Nestor aime cuisiner « à la française » mais préfère boire « à la togolaise »
Nestor, cuisinier intermittent du gîte de Nassogne, est le spécialiste du canard à l’orange et du boeuf bourguignon et des crevettes à la sauce mort-née
- Mornay, douchka ! C’est un bled, en France ! Tu n’as vraiment aucune culture ! Parfois tu fais pitié !
et de l’île flottante crème caramel.
- Et les sauces, douchka, c’est aussi Nestor qui les prépare ?
- Pour les sauces, Nestor est nettement moins bon ! Gougoui apprête les bases et Nestor termine le travail !
Nestor supplante tout le monde en matière de cuisine « expatriée » mais il n’est pas souvent présent… sauf quand le Dieu Sodabi
- D’abord un premier verre (à cinquante francs CFA la rasade… le petit godet qui passe de main en main… et que le « vieux d’à côté » se fait un plaisir de remplir… et de monnayer), suivi d’un deuxième « parce qu’il faut deux pieds pour marcher », suivi d’un troisième « parce qu’aucune marmite ne peut tenir sur deux pieds seulement », suivi d’un quatrième…
- Eh bien, eh bien…
- Eh wiii, Nestor est un vrai cordon bleu, petite chérie… mais c’est aussi un véritable soûlard ! D’après Gougoui, dans les villages, les vieux aiment se retrouver en groupe et boire avec leurs potes et, parfois (souvent !), se prendre une bonne biture… Mais, dans de nombreux villages de l’Avé… à Dokplala, à Badja ou ailleurs… chaque vieux s’attribue un « nom de cuite »… et aucun d’entre eux n’est gêné, après s’être présenté sous son vrai nom, de dévoiler ensuite, devant les visiteurs, son « nom de cuite » ! Bien au contraire, semble-t-il ! Oserai-je demander à Nestor (il est parfois très susceptible, le citoyen, surtout lorsqu’il a bu) s’il a un nom de cuite ? Mais peut-être Nestor n’est-il pas encore assez vieux pour ça ?

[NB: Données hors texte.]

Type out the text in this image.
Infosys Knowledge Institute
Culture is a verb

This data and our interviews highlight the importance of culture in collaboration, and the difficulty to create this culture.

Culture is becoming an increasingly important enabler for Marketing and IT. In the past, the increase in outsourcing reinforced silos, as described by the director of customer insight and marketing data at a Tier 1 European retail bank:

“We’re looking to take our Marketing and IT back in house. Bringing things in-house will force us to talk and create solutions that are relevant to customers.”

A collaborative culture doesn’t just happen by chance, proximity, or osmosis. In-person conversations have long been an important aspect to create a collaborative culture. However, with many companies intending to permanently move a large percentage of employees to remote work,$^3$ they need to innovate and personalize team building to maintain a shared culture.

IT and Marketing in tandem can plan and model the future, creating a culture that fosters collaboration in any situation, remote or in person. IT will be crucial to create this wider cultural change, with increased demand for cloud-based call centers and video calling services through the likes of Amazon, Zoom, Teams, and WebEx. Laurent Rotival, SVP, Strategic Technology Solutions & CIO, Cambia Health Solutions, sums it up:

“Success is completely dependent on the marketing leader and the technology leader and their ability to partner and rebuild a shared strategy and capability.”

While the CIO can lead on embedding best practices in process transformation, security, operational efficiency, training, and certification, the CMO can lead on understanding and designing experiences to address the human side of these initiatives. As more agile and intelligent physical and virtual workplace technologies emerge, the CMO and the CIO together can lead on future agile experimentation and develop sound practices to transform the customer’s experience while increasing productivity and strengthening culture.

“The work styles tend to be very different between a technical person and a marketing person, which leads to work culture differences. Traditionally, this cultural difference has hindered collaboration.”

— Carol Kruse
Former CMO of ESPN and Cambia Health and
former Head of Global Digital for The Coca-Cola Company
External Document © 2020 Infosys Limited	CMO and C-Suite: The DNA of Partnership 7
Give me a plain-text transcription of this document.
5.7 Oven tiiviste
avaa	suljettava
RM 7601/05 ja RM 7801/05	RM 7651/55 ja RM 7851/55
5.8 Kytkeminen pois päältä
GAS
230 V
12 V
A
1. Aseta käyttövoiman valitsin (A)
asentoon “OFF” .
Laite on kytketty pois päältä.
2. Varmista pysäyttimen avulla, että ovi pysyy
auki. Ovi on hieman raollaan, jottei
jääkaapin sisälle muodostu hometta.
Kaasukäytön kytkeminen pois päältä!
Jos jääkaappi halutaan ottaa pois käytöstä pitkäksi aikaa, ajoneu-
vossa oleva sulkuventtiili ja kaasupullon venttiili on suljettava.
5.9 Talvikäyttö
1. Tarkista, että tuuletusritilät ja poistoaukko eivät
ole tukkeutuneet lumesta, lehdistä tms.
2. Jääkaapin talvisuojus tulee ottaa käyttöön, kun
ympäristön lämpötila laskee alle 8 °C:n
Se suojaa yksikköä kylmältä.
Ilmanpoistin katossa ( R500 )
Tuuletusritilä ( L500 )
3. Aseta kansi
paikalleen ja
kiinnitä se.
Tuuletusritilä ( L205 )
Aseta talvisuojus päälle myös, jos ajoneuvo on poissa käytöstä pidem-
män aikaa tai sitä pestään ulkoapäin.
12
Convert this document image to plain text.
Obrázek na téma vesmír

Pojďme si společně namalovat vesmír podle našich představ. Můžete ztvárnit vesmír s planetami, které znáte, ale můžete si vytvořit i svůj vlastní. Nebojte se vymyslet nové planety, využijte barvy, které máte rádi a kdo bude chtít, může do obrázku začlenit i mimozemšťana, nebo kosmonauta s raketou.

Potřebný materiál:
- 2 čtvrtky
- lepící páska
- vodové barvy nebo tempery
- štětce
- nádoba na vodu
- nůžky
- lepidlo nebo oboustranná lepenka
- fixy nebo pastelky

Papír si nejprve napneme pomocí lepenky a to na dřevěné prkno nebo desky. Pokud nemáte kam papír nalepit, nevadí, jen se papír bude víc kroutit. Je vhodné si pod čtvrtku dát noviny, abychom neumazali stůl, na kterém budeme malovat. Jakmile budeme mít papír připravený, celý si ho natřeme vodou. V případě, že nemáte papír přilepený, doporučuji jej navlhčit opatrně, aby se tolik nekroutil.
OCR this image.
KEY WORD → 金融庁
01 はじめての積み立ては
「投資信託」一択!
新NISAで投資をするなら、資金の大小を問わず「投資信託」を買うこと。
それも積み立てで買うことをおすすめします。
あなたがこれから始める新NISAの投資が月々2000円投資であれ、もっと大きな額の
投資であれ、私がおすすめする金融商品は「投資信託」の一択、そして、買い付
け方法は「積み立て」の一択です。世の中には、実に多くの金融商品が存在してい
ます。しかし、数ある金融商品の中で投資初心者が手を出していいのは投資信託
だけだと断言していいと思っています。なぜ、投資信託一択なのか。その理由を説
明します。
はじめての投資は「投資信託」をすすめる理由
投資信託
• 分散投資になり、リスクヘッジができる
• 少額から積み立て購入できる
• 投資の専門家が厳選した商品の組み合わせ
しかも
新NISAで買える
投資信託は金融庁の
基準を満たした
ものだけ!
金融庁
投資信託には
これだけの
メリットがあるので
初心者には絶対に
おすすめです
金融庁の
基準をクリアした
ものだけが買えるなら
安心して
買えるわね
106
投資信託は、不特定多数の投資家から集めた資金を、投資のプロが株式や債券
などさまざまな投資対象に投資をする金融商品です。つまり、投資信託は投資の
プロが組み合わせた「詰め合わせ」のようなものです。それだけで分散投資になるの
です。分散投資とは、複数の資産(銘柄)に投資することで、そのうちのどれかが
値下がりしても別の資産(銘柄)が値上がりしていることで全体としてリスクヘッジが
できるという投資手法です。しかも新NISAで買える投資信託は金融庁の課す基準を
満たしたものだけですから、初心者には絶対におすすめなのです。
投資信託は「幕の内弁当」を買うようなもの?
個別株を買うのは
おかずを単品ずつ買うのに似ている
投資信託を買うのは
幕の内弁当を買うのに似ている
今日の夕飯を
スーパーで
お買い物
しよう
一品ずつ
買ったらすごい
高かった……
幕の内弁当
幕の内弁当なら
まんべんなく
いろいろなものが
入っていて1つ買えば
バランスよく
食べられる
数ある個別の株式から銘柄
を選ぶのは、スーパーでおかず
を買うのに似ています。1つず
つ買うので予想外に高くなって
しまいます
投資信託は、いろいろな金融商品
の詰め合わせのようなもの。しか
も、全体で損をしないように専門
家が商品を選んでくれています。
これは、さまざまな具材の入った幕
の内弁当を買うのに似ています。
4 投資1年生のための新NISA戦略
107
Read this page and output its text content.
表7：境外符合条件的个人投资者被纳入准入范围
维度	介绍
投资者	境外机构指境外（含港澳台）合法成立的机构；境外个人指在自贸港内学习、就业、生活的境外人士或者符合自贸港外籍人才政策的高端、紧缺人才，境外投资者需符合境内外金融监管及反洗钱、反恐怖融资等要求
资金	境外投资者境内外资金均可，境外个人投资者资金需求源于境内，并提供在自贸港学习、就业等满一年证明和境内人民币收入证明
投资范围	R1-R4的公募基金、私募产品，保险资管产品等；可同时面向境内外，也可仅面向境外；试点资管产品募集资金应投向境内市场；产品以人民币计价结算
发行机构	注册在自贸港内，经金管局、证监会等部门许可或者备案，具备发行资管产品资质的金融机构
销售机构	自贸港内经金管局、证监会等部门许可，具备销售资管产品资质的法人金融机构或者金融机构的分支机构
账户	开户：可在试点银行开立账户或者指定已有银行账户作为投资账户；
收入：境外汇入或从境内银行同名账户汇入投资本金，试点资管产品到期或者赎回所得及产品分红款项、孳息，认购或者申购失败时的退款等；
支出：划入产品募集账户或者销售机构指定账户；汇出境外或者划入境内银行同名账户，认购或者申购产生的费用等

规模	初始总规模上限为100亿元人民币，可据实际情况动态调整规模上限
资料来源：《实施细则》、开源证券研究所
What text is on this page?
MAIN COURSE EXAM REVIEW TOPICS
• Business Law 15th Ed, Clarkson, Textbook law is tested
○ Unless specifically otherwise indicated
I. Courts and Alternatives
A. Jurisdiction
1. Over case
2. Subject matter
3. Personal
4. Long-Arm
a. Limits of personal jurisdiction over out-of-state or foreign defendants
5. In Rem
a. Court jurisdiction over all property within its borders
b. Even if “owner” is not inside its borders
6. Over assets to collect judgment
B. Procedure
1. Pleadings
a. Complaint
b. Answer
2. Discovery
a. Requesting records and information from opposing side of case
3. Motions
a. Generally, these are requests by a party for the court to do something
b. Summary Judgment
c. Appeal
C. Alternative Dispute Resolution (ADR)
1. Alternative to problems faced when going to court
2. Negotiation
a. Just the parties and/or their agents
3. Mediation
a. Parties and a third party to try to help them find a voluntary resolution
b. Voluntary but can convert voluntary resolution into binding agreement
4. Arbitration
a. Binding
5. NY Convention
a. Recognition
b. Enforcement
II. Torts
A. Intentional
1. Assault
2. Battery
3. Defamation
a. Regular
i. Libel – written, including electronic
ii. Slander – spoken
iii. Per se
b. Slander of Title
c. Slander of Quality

- Ose, douchka, ose ! Informe-toi !
- Je voudrais bien, petite chérie, mais Nestor a encore disparu !
- Appelle-le !
- On l’appelle, on l’appelle, on l’appelle…
- Et alors ?
- Ben, ça fait des heures qu’on l’appelle… Et il ne répond toujours pas ! Kossi le cherche partout ! Personne ne sait (ou ne prétend savoir) où Nestor a bien pu se cacher pour cuver sa cuite !
consent à desserrer son étreinte.
- Ceci dit, d’après Kossi, il ne faut pas nécessairement être vieux et saoulard pour avoir un autre nom ! Tout le monde, à partir de vingt ou vingt-deux ans, peut s’en voir attribuer un ! Lui-même, Kossi, a déjà un « nom de scène » par lequel se copains l’appelent quand ils se retrouvent en bande !
- Et lequel douchka ?
- « Petit tabouret » !
- Et qu’est-ce que ça signifie ?
- Un « petit tabouret », dit Kossi, c’est quelqu’un dont on ne peut pas se passer !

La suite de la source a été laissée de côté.